Not everyone likes a bad experience. That’s how they get you by the cheek. If you aren’t happy, you know it’s real.

Pills in the stomach. Thick and hard like a rock. No pills unless you want to travel. Like far. Most just pressed. No gelcaps. Some grind up for a snort; Oz doesn’t like that. Make the nose itch. All for what? Quicker? Oz is patient. We all sizzle, Binny’s circle. Binny just smokes, he’s a real sage, but Cindy and Leon and Ribber and Darla and JJ when he was here, we all partake.

“Why not?” said Cindy. “What’s here that’s the same there?
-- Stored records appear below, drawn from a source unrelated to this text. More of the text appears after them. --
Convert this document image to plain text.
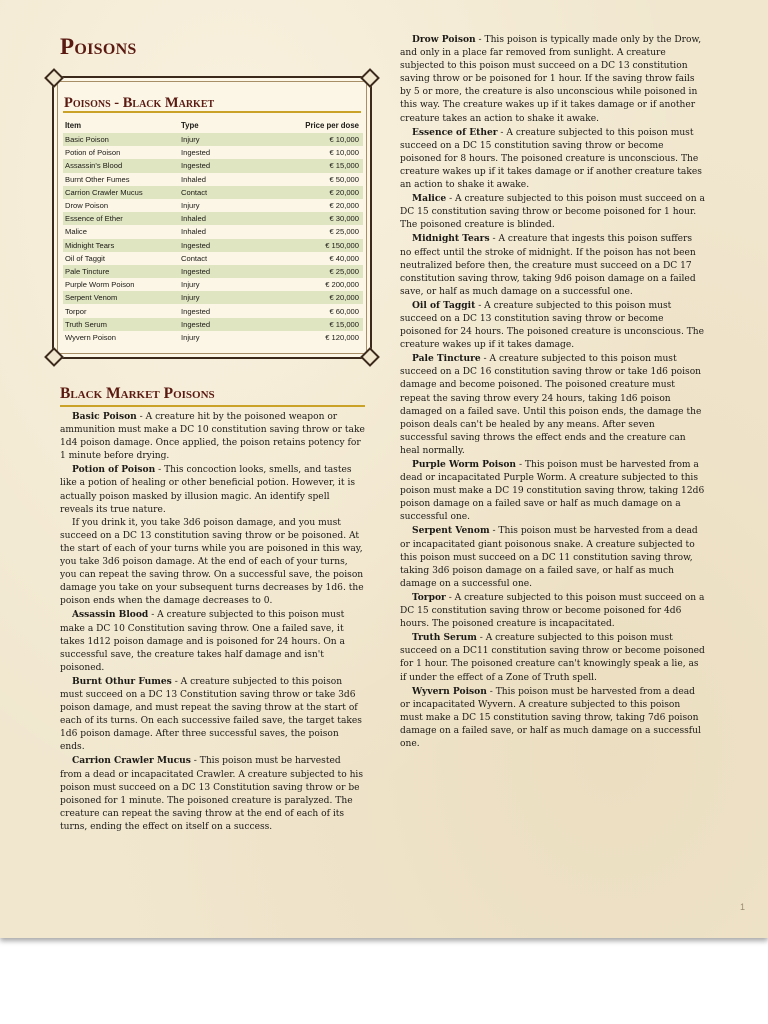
Poisons
Poisons - Black Market
Item	Type	Price per dose
Basic Poison	Injury	€ 10,000
Potion of Poison	Ingested	€ 10,000
Assassin's Blood	Ingested	€ 15,000
Burnt Other Fumes	Inhaled	€ 50,000
Carrion Crawler Mucus	Contact	€ 20,000
Drow Poison	Injury	€ 20,000
Essence of Ether	Inhaled	€ 30,000
Malice	Inhaled	€ 25,000
Midnight Tears	Ingested	€ 150,000
Oil of Taggit	Contact	€ 40,000
Pale Tincture	Ingested	€ 25,000
Purple Worm Poison	Injury	€ 200,000
Serpent Venom	Injury	€ 20,000
Torpor	Ingested	€ 60,000
Truth Serum	Ingested	€ 15,000
Wyvern Poison	Injury	€ 120,000
Black Market Poisons

Basic Poison - A creature hit by the poisoned weapon or ammunition must make a DC 10 constitution saving throw or take 1d4 poison damage. Once applied, the poison retains potency for 1 minute before drying.

Potion of Poison - This concoction looks, smells, and tastes like a potion of healing or other beneficial potion. However, it is actually poison masked by illusion magic. An identify spell reveals its true nature.

If you drink it, you take 3d6 poison damage, and you must succeed on a DC 13 constitution saving throw or be poisoned. At the start of each of your turns while you are poisoned in this way, you take 3d6 poison damage. At the end of each of your turns, you can repeat the saving throw. On a successful save, the poison damage you take on your subsequent turns decreases by 1d6. the poison ends when the damage decreases to 0.

Assassin Blood - A creature subjected to this poison must make a DC 10 Constitution saving throw. One a failed save, it takes 1d12 poison damage and is poisoned for 24 hours. On a successful save, the creature takes half damage and isn't poisoned.

Burnt Othur Fumes - A creature subjected to this poison must succeed on a DC 13 Constitution saving throw or take 3d6 poison damage, and must repeat the saving throw at the start of each of its turns. On each successive failed save, the target takes 1d6 poison damage. After three successful saves, the poison ends.

Carrion Crawler Mucus - This poison must be harvested from a dead or incapacitated Crawler. A creature subjected to his poison must succeed on a DC 13 Constitution saving throw or be poisoned for 1 minute. The poisoned creature is paralyzed. The creature can repeat the saving throw at the end of each of its turns, ending the effect on itself on a success.

Drow Poison - This poison is typically made only by the Drow, and only in a place far removed from sunlight. A creature subjected to this poison must succeed on a DC 13 constitution saving throw or be poisoned for 1 hour. If the saving throw fails by 5 or more, the creature is also unconscious while poisoned in this way. The creature wakes up if it takes damage or if another creature takes an action to shake it awake.

Essence of Ether - A creature subjected to this poison must succeed on a DC 15 constitution saving throw or become poisoned for 8 hours. The poisoned creature is unconscious. The creature wakes up if it takes damage or if another creature takes an action to shake it awake.

Malice - A creature subjected to this poison must succeed on a DC 15 constitution saving throw or become poisoned for 1 hour. The poisoned creature is blinded.

Midnight Tears - A creature that ingests this poison suffers no effect until the stroke of midnight. If the poison has not been neutralized before then, the creature must succeed on a DC 17 constitution saving throw, taking 9d6 poison damage on a failed save, or half as much damage on a successful one.

Oil of Taggit - A creature subjected to this poison must succeed on a DC 13 constitution saving throw or become poisoned for 24 hours. The poisoned creature is unconscious. The creature wakes up if it takes damage.

Pale Tincture - A creature subjected to this poison must succeed on a DC 16 constitution saving throw or take 1d6 poison damage and become poisoned. The poisoned creature must repeat the saving throw every 24 hours, taking 1d6 poison damaged on a failed save. Until this poison ends, the damage the poison deals can't be healed by any means. After seven successful saving throws the effect ends and the creature can heal normally.

Purple Worm Poison - This poison must be harvested from a dead or incapacitated Purple Worm. A creature subjected to this poison must make a DC 19 constitution saving throw, taking 12d6 poison damage on a failed save or half as much damage on a successful one.

Serpent Venom - This poison must be harvested from a dead or incapacitated giant poisonous snake. A creature subjected to this poison must succeed on a DC 11 constitution saving throw, taking 3d6 poison damage on a failed save, or half as much damage on a successful one.

Torpor - A creature subjected to this poison must succeed on a DC 15 constitution saving throw or become poisoned for 4d6 hours. The poisoned creature is incapacitated.

Truth Serum - A creature subjected to this poison must succeed on a DC11 constitution saving throw or become poisoned for 1 hour. The poisoned creature can't knowingly speak a lie, as if under the effect of a Zone of Truth spell.

Wyvern Poison - This poison must be harvested from a dead or incapacitated Wyvern. A creature subjected to this poison must make a DC 15 constitution saving throw, taking 7d6 poison damage on a failed save, or half as much damage on a successful one.

1
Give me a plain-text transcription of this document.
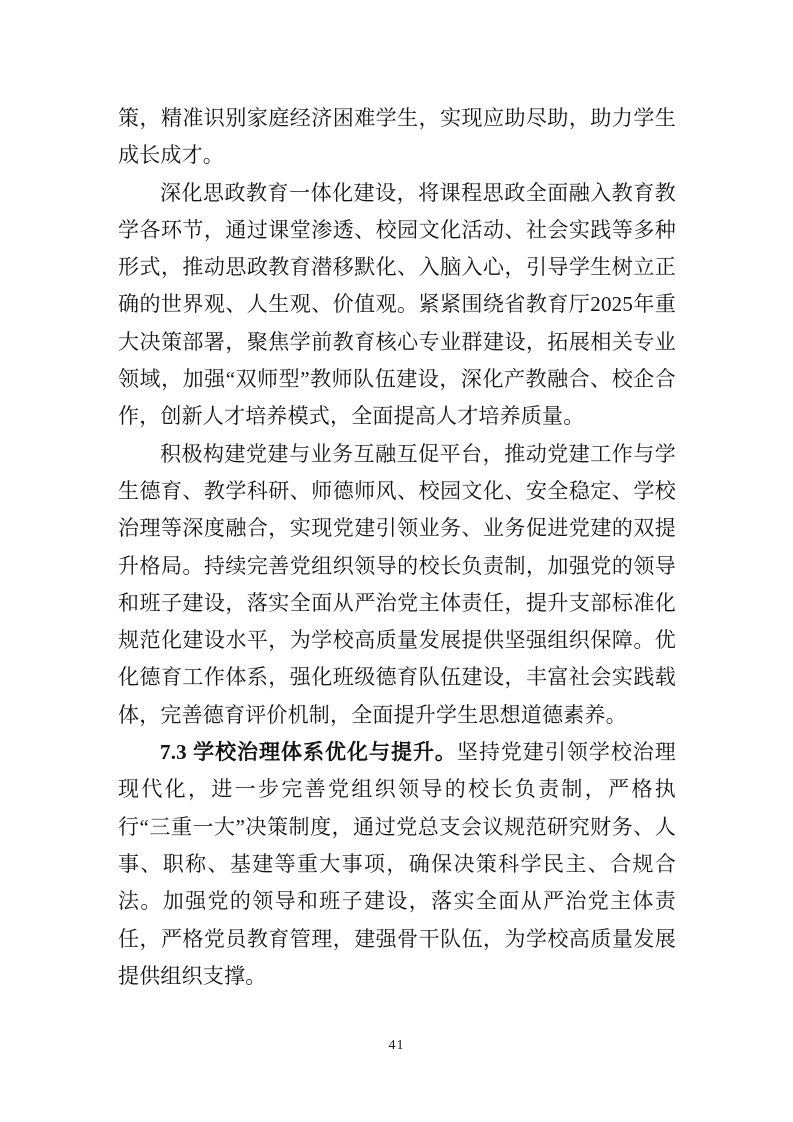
策，精准识别家庭经济困难学生，实现应助尽助，助力学生成长成才。

深化思政教育一体化建设，将课程思政全面融入教育教学各环节，通过课堂渗透、校园文化活动、社会实践等多种形式，推动思政教育潜移默化、入脑入心，引导学生树立正确的世界观、人生观、价值观。紧紧围绕省教育厅2025年重大决策部署，聚焦学前教育核心专业群建设，拓展相关专业领域，加强“双师型”教师队伍建设，深化产教融合、校企合作，创新人才培养模式，全面提高人才培养质量。

积极构建党建与业务互融互促平台，推动党建工作与学生德育、教学科研、师德师风、校园文化、安全稳定、学校治理等深度融合，实现党建引领业务、业务促进党建的双提升格局。持续完善党组织领导的校长负责制，加强党的领导和班子建设，落实全面从严治党主体责任，提升支部标准化规范化建设水平，为学校高质量发展提供坚强组织保障。优化德育工作体系，强化班级德育队伍建设，丰富社会实践载体，完善德育评价机制，全面提升学生思想道德素养。

7.3 学校治理体系优化与提升。坚持党建引领学校治理现代化，进一步完善党组织领导的校长负责制，严格执行“三重一大”决策制度，通过党总支会议规范研究财务、人事、职称、基建等重大事项，确保决策科学民主、合规合法。加强党的领导和班子建设，落实全面从严治党主体责任，严格党员教育管理，建强骨干队伍，为学校高质量发展提供组织支撑。

41
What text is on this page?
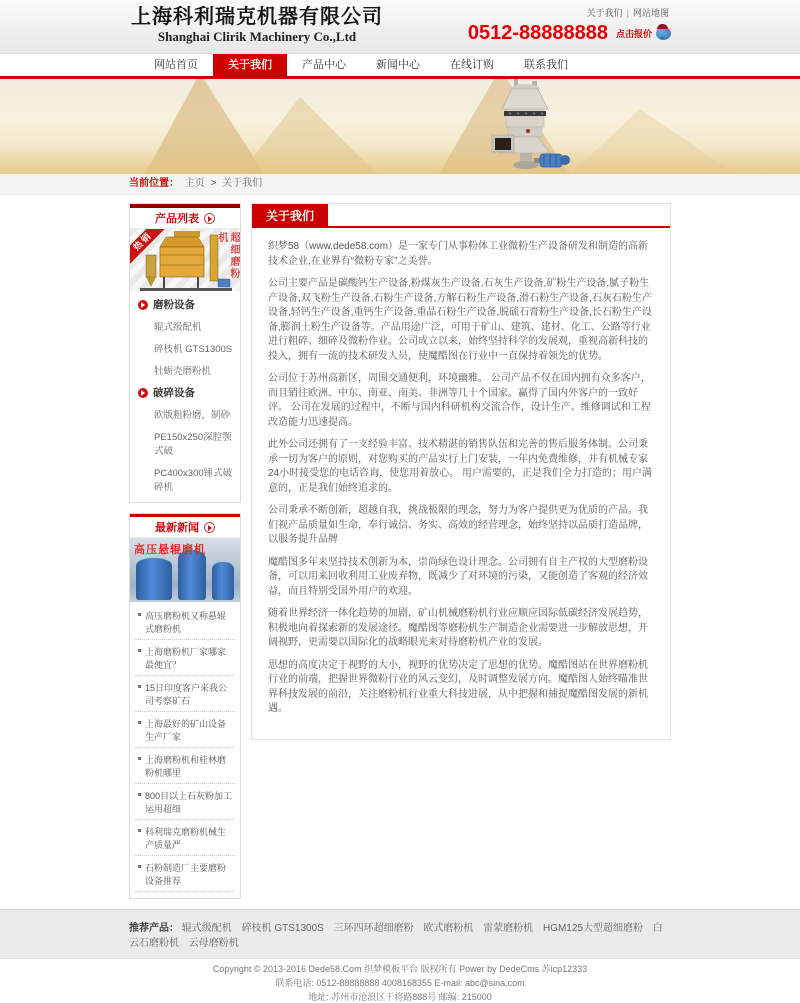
上海科利瑞克机器有限公司
Shanghai Clirik Machinery Co.,Ltd
关于我们 | 网站地图
0512-88888888 点击报价
网站首页	关于我们	产品中心	新闻中心	在线订购	联系我们
当前位置： 主页 > 关于我们
产品列表
热销	超细磨粉机
磨粉设备
辊式级配机
碎枝机 GTS1300S
牡蛎壳磨粉机
破碎设备
欧版粗粉磨，制砂
PE150x250深腔颚式破
PC400x300锤式破碎机
最新新闻
高压悬辊磨机
高压磨粉机又称悬辊式磨粉机
上海磨粉机厂家哪家最便宜？
15日印度客户来我公司考察矿石
上海最好的矿山设备生产厂家
上海磨粉机和桂林磨粉机哪里
800目以上石灰粉加工运用超细
科利瑞克磨粉机械生产质量严
石粉制造厂主要磨粉设备推荐
关于我们

织梦58（www.dede58.com）是一家专门从事粉体工业微粉生产设备研发和制造的高新技术企业,在业界有“微粉专家”之美誉。

公司主要产品是碳酸钙生产设备,粉煤灰生产设备,石灰生产设备,矿粉生产设备,腻子粉生产设备,双飞粉生产设备,石粉生产设备,方解石粉生产设备,滑石粉生产设备,石灰石粉生产设备,轻钙生产设备,重钙生产设备,重晶石粉生产设备,脱硫石膏粉生产设备,长石粉生产设备,膨润土粉生产设备等。产品用途广泛，可用于矿山、建筑、建材、化工、公路等行业进行粗碎、细碎及微粉作业。公司成立以来，始终坚持科学的发展观，重视高新科技的投入，拥有一流的技术研发人员，使魔酷图在行业中一直保持着领先的优势。

公司位于苏州高新区，周围交通便利，环境幽雅。 公司产品不仅在国内拥有众多客户，而且销往欧洲、中东、南亚、南美、非洲等几十个国家。赢得了国内外客户的一致好评。 公司在发展的过程中，不断与国内科研机构交流合作，设计生产、维修调试和工程改造能力迅速提高。

此外公司还拥有了一支经验丰富、技术精湛的销售队伍和完善的售后服务体制。公司秉承一切为客户的原则，对您购买的产品实行上门安装，一年内免费维修，并有机械专家24小时接受您的电话咨询，使您用着放心。 用户需要的，正是我们全力打造的；用户满意的，正是我们始终追求的。

公司秉承不断创新，超越自我，挑战极限的理念，努力为客户提供更为优质的产品。我们视产品质量如生命，奉行诚信、务实、高效的经营理念，始终坚持以品质打造品牌，以服务提升品牌

魔酷图多年来坚持技术创新为本，崇尚绿色设计理念。公司拥有自主产权的大型磨粉设备，可以用来回收利用工业废弃物，既减少了对环境的污染，又能创造了客观的经济效益，而且特别受国外用户的欢迎。

随着世界经济一体化趋势的加剧，矿山机械磨粉机行业应顺应国际低碳经济发展趋势，积极地向着探索新的发展途径。魔酷图等磨粉机生产制造企业需要进一步解放思想，开阔视野，更需要以国际化的战略眼光来对待磨粉机产业的发展。

思想的高度决定于视野的大小，视野的优势决定了思想的优势。魔酷图站在世界磨粉机行业的前端，把握世界微粉行业的风云变幻，及时调整发展方向。魔酷图人始终瞄准世界科技发展的前沿，关注磨粉机行业重大科技进展，从中把握和捕捉魔酷图发展的新机遇。

推荐产品： 辊式级配机 碎枝机 GTS1300S 三环四环超细磨粉 欧式磨粉机 雷蒙磨粉机 HGM125大型超细磨粉 白云石磨粉机 云母磨粉机
Copyright © 2013-2016 Dede58.Com 织梦模板平台 版权所有 Power by DedeCms 苏icp12333
联系电话: 0512-88888888 4008168355 E-mail: abc@sina.com
地址: 苏州市沧浪区干将路888号 邮编: 215000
Rather dream kaleidoscope stars than stare at glow-in-the-dark ceiling stickers.”

“Might as well,” JJ said, before he left. Angry. “God, need to unwind. God. It’s hard out there, you know. You layabouts got it so easy. God.

“Suck in the ultra-violet and swim in x-rays,” Leon sighed. “You know the eye can’t see everything? Whole spectrums of energy pass us by. Can’t see infrared, or ultra-violet, or radiation, or anything, but it’s all there. I can dream I see it, though. I dream I see what’s really there. Eyes wide. Awake when you sleep. Lucid-like. Everything at once.”

Ribber giggles because he’s Ribber. “Like candy, right? It’s all what it’s about. Like hunger bad, like tired bad, like food and sleep good, because it takes away the bad. This shit, this shit gives the good, yeah? No need for the bad, so it’s the real shit.”

“It’s fun,” Darla smiled. Darling Darla, with her fuck-me-hard black lips and tight dress that gripped her thighs. Nut Leon with his shit-eating grin and cigarette stink. Binny and his pipes. Cindy and her sneers. Ribber just giggled. My family.